I think the system is deplorable, but I wouldn't blame the dealers or the manufacturers. Instead you needd to blame our corrupt legal system that allows a lawsiut to be filed even though the plaintiff was guilty of causing the accident. I am a physician and was involved in a frivolous lawsiut as an expert witness for the defense ( a physician). The laswsiut was won by the defendant physician after 15 minutes - YES, 15 LOUSY MINUTES, of jury deliberation. It cost the physicians's insurance company somewhere between $90,000 and $150,000, by my estimate, to defend the physician. In order to keep the number of lawsiuts down, this physician's malpractice company has a policy of fighting all lawsuits that are not clearly malpractice by the physician. In this particular state, Alabama, lawsuits for malpractice are a dime a dozen. For the 1999 calendar year, the lossses for product liability lawsuits, under which malpractice falls, was greater then the total losses for the same cause in Georgia, Tennessee and Mississippi for 1997, 1998 and 1999 combined! The policy of fighting all lawsuits is the only policy to follow, but it is expensive.

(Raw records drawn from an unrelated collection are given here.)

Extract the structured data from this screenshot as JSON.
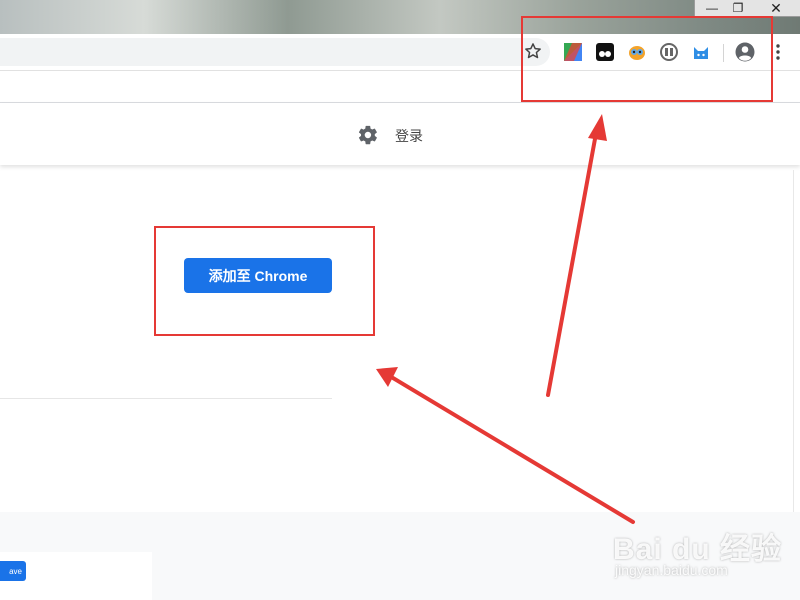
{
  "window": {
    "minimize_glyph": "—",
    "maximize_glyph": "❐",
    "close_glyph": "✕"
  },
  "toolbar": {
    "bookmark_icon": "star-icon",
    "extensions": [
      {
        "name": "google-drive-icon"
      },
      {
        "name": "tampermonkey-icon"
      },
      {
        "name": "owl-extension-icon"
      },
      {
        "name": "reader-extension-icon"
      },
      {
        "name": "cat-extension-icon"
      }
    ],
    "profile_icon": "account-circle-icon",
    "menu_icon": "kebab-menu-icon"
  },
  "header": {
    "settings_icon": "gear-icon",
    "login_label": "登录"
  },
  "main": {
    "add_button_label": "添加至 Chrome",
    "save_button_label": "ave"
  },
  "watermark": {
    "brand": "Bai du 经验",
    "url": "jingyan.baidu.com"
  },
  "colors": {
    "primary_blue": "#1a73e8",
    "annotation_red": "#e53935"
  }
}
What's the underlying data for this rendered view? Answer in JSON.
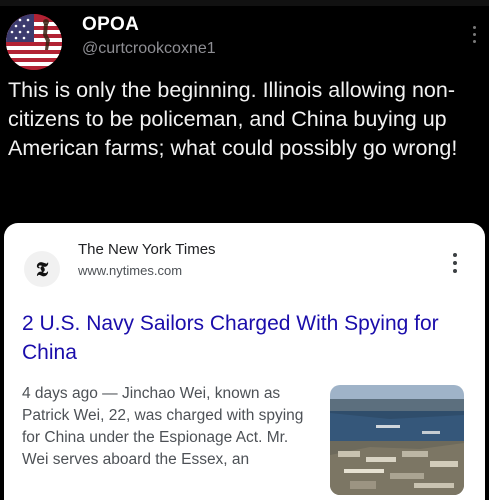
{
  "tweet": {
    "display_name": "OPOA",
    "handle": "@curtcrookcoxne1",
    "text": "This is only the beginning. Illinois allowing non-citizens to be policeman, and China buying up American farms; what could possibly go wrong!",
    "avatar_icon": "american-flag-avatar-icon",
    "more_icon": "more-vertical-icon"
  },
  "card": {
    "source_logo_glyph": "𝕿",
    "source_name": "The New York Times",
    "source_url": "www.nytimes.com",
    "headline": "2 U.S. Navy Sailors Charged With Spying for China",
    "snippet": "4 days ago — Jinchao Wei, known as Patrick Wei, 22, was charged with spying for China under the Espionage Act. Mr. Wei serves aboard the Essex, an",
    "more_icon": "more-vertical-icon",
    "thumbnail_icon": "harbor-aerial-photo"
  },
  "colors": {
    "background": "#000000",
    "headline_link": "#1a0dab",
    "handle_gray": "#8e8e93"
  }
}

Multiply the costs in Alabama by the number of states with similar circumstnaces: California, Florida, New York, Massachusetts, Texas and about 10 or so others and the national cost would be at least double the price of a motorcycle in this country.

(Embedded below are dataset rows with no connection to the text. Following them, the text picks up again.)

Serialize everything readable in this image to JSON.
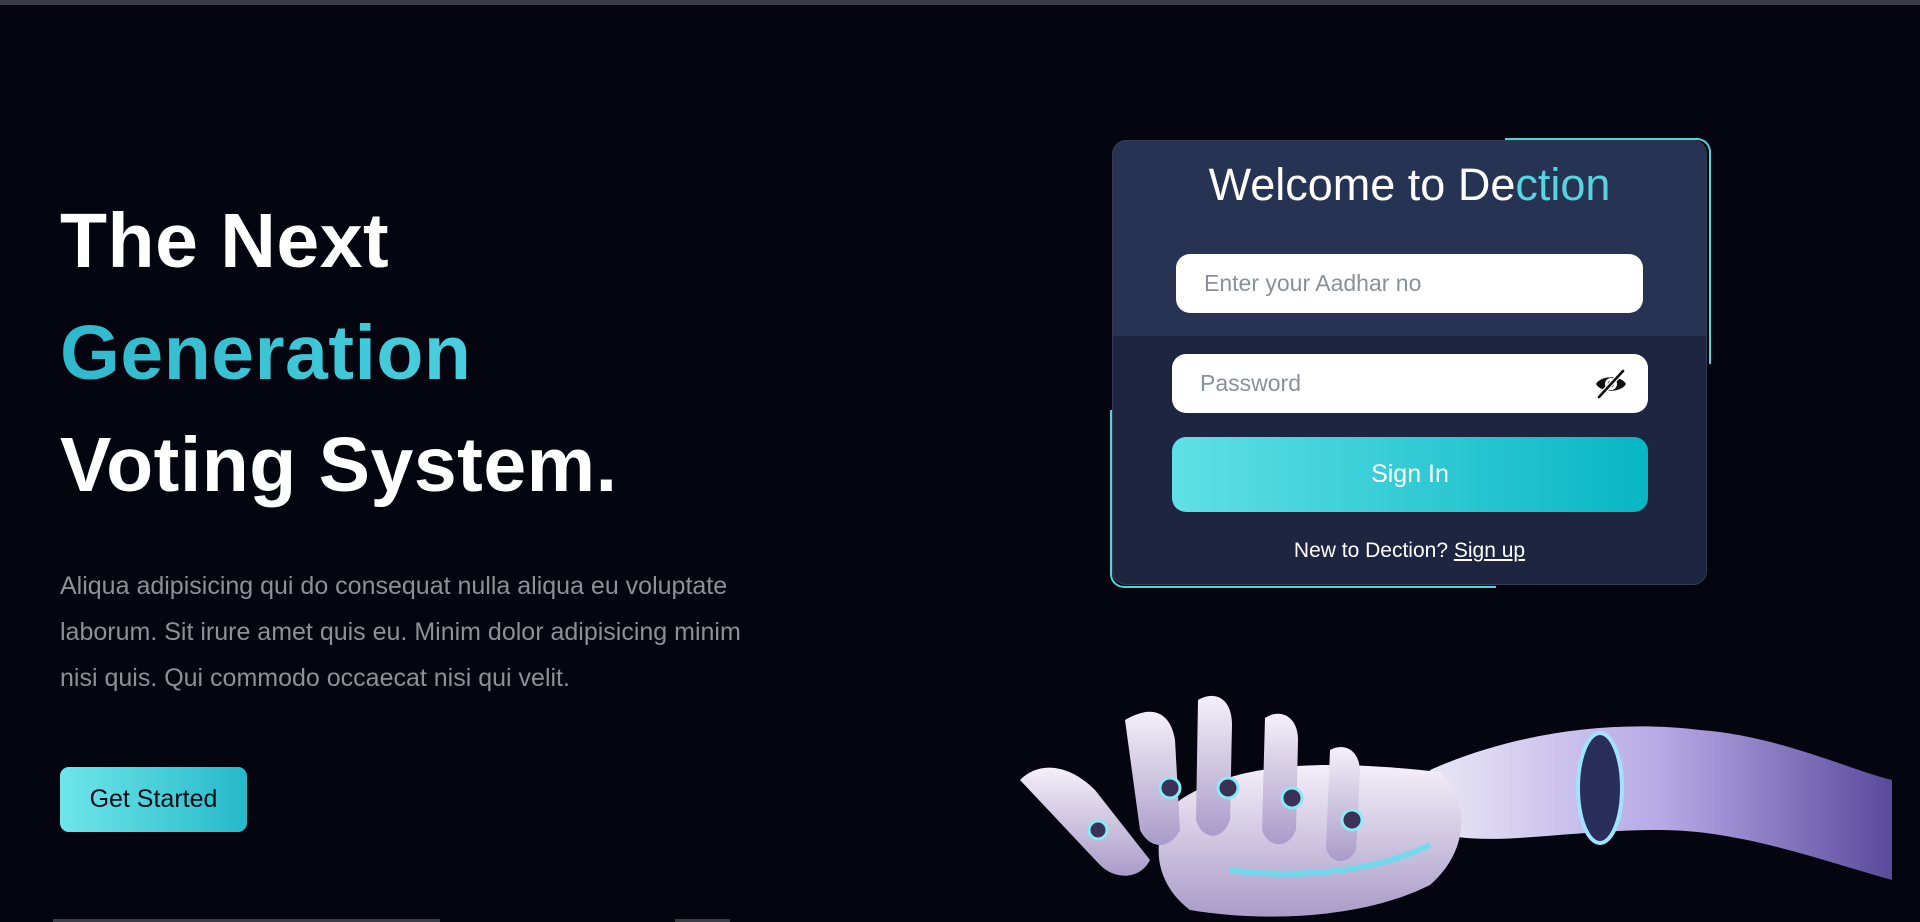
{
  "hero": {
    "title_line1": "The Next",
    "title_line2": "Generation",
    "title_line3": "Voting System.",
    "description": "Aliqua adipisicing qui do consequat nulla aliqua eu voluptate laborum. Sit irure amet quis eu. Minim dolor adipisicing minim nisi quis. Qui commodo occaecat nisi qui velit.",
    "cta_label": "Get Started"
  },
  "login": {
    "title_prefix": "Welcome to De",
    "title_accent": "ction",
    "aadhar_placeholder": "Enter your Aadhar no",
    "password_placeholder": "Password",
    "password_toggle_icon": "eye-slash-icon",
    "signin_label": "Sign In",
    "signup_prompt": "New to Dection? ",
    "signup_link": "Sign up"
  },
  "colors": {
    "background": "#04050f",
    "accent": "#56d4df",
    "card_top": "#273352",
    "card_bottom": "#1d2540"
  },
  "decor": {
    "hero_image": "robot-hand-illustration"
  }
}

The real problem is not the number of lawyers or the the unscrupulous lawyers, but it is with the judges that allow such shennanigans, the state legislatures, congress, and the courts (judges again) who rule any tort reform legislation unconstitutional, as was done in Alabama. s
This same problem shut down the small airplane industry who quit mqanufacturing small airplanes for a number of years because they consistently lost lawsuits brought over small airplane crashes. Most of these cases were lost even though the crashes were mostly ruled pilot error or due to poor maintainence. Many of the aircraft involved were well over 20 years old. Small airplane manufacturering only began again in the US a couple of years ago after congress passed a law that any airplane that had flown for 17 years or more was deemed, for purposes of legal liability, to be airworthy and above fault for a crash.
"Houston,", and the rest of the country, "we have a problem". It is the civil courts, their foolish ways and our tort system.